1. Well researched. Gardner's narrative contains a lot of quotations and references to a variety of sources, which is a good sign. It shows he has considered a range of perspectives on how to approach a translation of an ancient text. He has set out some excellent parameters for the analysis and interpretation.
2. Well reasoned. Gardner's reasoning appears sound. He acknowledges the potential pitfalls of an analysis based on correspondences--his section on Parallels as a Problematic Methodology is quite good--and promises to avoid those. He notes, "The problem with the fallacy of parallels is that it doesn't protect against false positives." I'm eager to see how he handles this in the Mesoamerican context.
3. Faulty premise. Despite the promise of his research and reasoning, Gardner appears to have overlooked the problem with his fundamental premise. Predictably, he cites the Times and Seasons editorials about Mesoamerica. He dismisses the views of Joseph's contemporaries with this: "At the time when the Book of Mormon was first published, there was no assembly of evidence to support faith in its historicity, although the early Saints quickly adapted popular speculations. The idea that Native Americans descended from the lost ten tribes had been circulating in books and community lore by that time.11 Those ideas worked themselves into the stories the Saints told as evidence to support faith." Oddly, Gardner's footnote 11 cites Bennett's observations about Dr.
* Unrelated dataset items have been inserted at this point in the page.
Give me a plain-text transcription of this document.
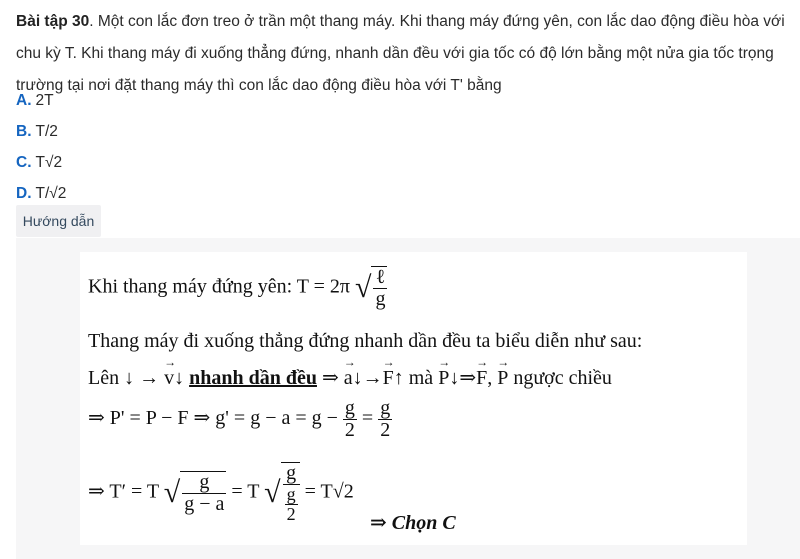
Bài tập 30. Một con lắc đơn treo ở trần một thang máy. Khi thang máy đứng yên, con lắc dao động điều hòa với chu kỳ T. Khi thang máy đi xuống thẳng đứng, nhanh dần đều với gia tốc có độ lớn bằng một nửa gia tốc trọng trường tại nơi đặt thang máy thì con lắc dao động điều hòa với T' bằng
A. 2T
B. T/2
C. T√2
D. T/√2
Hướng dẫn
Khi thang máy đứng yên: T = 2π √ $\frac{\text{ℓ}}{g}$
Thang máy đi xuống thẳng đứng nhanh dần đều ta biểu diễn như sau:
Lên ↓ → → v↓ nhanh dần đều ⇒ → a↓→→ F↑ mà → P↓⇒→ F, → P ngược chiều
⇒ P' = P − F ⇒ $g' = g - a = g - \frac{g}{2} = \frac{g}{2}$
⇒ T′ = T √ $\frac{g}{g - a} = T$ √ $\frac{g}{\frac{g}{2}} = T√2$
⇒ Chọn C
Mitchill's theory of Australasians being destroyed by Asiatic people, a theory detached from the lost tribes tradition. And I'm not aware of any early Saints who "adapted popular speculations" anyway; that was the argument of the critics, refuted by the text of the Book of Mormon and the statements of Joseph and Oliver Cowdery, who unequivocally set the Book of Mormon in North America, from New York to Missouri. True, the early Saints pointed to the mounds and piles of bones throughout the area as evidence of the Book of Mormon, but that is archaeological evidence, not "stories" based on legends of the lost ten tribes. Footnote 11 also cites Vogel's book, Indian Origins and the Book of Mormon, which suffers from the same superficial analysis as Gardner's comments here.
It is not a surprise that Gardner would attribute the statements of Joseph and Oliver to "speculation" because that is the basic theme of the Mesoamericanists; i.e., their comments reflected their own speculation, not any insights gained from revelation or angelic ministry. Gardner has relied on and cites the usual list of Mesoamericanists: John Sorenson, John E. Clark, Matthew Roper, Dan Peterson, Neal Rappleye, Grant Hardy, Stephen Smoot, Mark Alan Wright, etc. I had hoped to see something new from Gardner, but it appears he is sticking with the unexamined consensus about Mesoamerica. I'll call this the "Traditions of the Fathers."
While he notes the problem of false positives, Gardner also writes, "The iterative process is perhaps even more important in a Mesoamerican context than for much of the rest of world history. While we do have the advantage of a literate people, we don’t have the luxury of many texts." This makes it appear he takes the Mesoamerican context as a given. This seems to be confirmed when he writes, "I am interested in the story of the Book of Mormon as part of the historical and cultural changes that have occurred in a limited region of Mesoamerica appropriate to the times covered in the Book of Mormon. The vast majority of Mesoamerican archaeology deals with peoples and cultures that were probably not directly involved with the Book of Mormon." (Page 52). (italics mine)
So Gardner is only interested in Mesoamerica, after all. But that's okay. His analytical framework offers guidance for others to assess the North American setting more completely.
On page 36, he writes, "Of course, reading the text against a cultural background necessarily requires that we define what that background might have been. For that reason, the initial assumption that the Book of Mormon might be historical requires that we resolve the question of Book of Mormon geography. Only by locating the Book of Mormon in space (the Book of Mormon declares the applicable timeframe), can it be located in a cultural context. No proper understanding of an ancient Book of Mormon is acceptable without correlating the way the ancient composition layer interacted with its environment. (See Chapter 5)." (italics mine)
That is an excellent statement of the problem that remains.
Last year, Brant A. Gardner wrote a review of Earl Wunderli's book, An Imperfect Book: What the Book of Mormon Tells Us about Itself. Gardner titled his review this way:
The Book with the Unintentionally Self-Referential Title
Because the Mesoamerican theory itself amounts to the "Traditions of the Fathers," now it appears we have another book with an unintentionally self-referential title.